The College Board denied the department’s request for an audit on Thursday, stating that the psychology course — as well as all other AP courses — should remain unchanged.

“That learning objective must remain a required topic, just as it has been in Florida for many years. As with all AP courses, required topics must be included for a course to be designated as AP,” the College Board said in its letter.

“Participation in AP courses has always been a choice. Families can review AP course content and make informed decisions about whether they want their students to participate. Millions of Florida students and their families have chosen AP courses for their high standards and college-level content.”

It is still unclear whether Florida will block AP Psychology courses from schools in the state.

“[The] College Board is responsible for ensuring that their submitted materials comply with Florida law,” a spokesperson for the Florida Department of Education told HuffPost in an email.

Defending Florida’s policies, the spokesperson spoke critically of the College Board, accusing the organization of being “susceptible to outside influence by mainstream media and political activists.”

The College Board’s move follows a similar monthslong debacle with the DeSantis Administration.

In August 2022, the College Board announced its new AP African American Studies, which was lauded by scholars who emphasized the importance of teaching Black history.

But DeSantis banned the new AP African American Studies curriculum in January, claiming that it “significantly lacks educational value” and violates state law that restricts schools from teaching about systemic inequality. The State Department of Education backed the ban, stating it would not approve the course unless the College Board altered it to comply with the state law.

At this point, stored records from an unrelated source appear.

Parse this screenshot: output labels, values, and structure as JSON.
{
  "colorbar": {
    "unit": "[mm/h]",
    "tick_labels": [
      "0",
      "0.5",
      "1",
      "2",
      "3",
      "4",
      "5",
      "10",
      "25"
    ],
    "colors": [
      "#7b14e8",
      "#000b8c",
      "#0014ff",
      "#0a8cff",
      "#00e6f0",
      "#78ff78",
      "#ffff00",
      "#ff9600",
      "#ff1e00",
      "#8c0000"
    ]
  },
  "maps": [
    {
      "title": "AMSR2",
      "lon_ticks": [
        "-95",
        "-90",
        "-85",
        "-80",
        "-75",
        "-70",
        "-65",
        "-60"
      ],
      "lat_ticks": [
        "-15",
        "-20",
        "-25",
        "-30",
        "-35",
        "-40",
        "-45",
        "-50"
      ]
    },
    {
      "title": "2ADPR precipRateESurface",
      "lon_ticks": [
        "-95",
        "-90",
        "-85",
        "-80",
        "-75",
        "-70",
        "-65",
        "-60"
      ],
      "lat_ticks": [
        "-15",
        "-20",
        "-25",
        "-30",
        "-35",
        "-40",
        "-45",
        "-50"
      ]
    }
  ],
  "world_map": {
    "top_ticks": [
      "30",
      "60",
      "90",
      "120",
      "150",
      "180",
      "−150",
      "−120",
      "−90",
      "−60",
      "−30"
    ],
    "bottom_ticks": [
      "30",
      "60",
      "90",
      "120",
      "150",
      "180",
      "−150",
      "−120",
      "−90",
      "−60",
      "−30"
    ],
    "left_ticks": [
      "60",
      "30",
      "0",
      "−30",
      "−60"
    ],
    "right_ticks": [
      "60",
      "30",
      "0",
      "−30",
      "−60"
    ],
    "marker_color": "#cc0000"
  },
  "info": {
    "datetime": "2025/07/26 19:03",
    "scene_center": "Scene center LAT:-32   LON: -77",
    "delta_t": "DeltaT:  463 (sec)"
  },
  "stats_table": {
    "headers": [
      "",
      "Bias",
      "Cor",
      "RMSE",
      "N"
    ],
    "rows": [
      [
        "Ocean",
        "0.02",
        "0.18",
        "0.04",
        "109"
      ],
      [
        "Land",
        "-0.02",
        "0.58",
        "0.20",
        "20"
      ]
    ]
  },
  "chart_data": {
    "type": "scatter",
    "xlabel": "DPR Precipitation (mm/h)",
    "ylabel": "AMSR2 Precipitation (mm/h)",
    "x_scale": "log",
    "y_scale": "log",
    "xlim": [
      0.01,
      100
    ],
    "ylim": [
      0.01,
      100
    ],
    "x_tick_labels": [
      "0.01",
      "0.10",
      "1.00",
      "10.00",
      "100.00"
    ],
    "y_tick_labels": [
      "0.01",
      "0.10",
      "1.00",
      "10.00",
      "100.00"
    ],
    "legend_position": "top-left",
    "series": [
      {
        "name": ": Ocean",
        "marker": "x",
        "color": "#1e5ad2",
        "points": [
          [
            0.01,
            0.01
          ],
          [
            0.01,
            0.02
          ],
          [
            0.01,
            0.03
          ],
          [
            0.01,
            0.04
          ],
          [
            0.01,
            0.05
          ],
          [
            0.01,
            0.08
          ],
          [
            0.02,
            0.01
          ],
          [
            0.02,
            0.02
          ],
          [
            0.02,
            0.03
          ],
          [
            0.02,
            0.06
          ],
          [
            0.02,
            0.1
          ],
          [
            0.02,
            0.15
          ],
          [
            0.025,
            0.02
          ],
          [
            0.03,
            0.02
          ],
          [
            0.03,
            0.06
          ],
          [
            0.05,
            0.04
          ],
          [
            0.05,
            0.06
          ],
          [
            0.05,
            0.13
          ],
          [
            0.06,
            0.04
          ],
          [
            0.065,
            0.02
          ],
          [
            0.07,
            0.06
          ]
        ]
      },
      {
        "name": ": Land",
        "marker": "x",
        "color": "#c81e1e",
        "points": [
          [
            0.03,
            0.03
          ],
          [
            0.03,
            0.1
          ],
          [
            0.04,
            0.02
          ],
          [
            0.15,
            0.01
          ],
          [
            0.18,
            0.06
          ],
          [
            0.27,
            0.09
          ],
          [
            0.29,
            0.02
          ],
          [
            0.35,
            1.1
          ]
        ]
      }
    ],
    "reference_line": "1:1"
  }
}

In response, the College Board released an amended version of the curriculum in April that omitted topics that DeSantis objected to. The College Board’s overhaul of the curriculum prompted outrage from hundreds of faculty members and scholars, who wrote a letter condemning DeSantis’ ban.

Critics asserted that the College Board “bowed to political pressure.” The nonprofit intends to amend the course once again.

“We are committed to providing an unflinching encounter with the facts and evidence of African American history and culture,” the College Board said in April.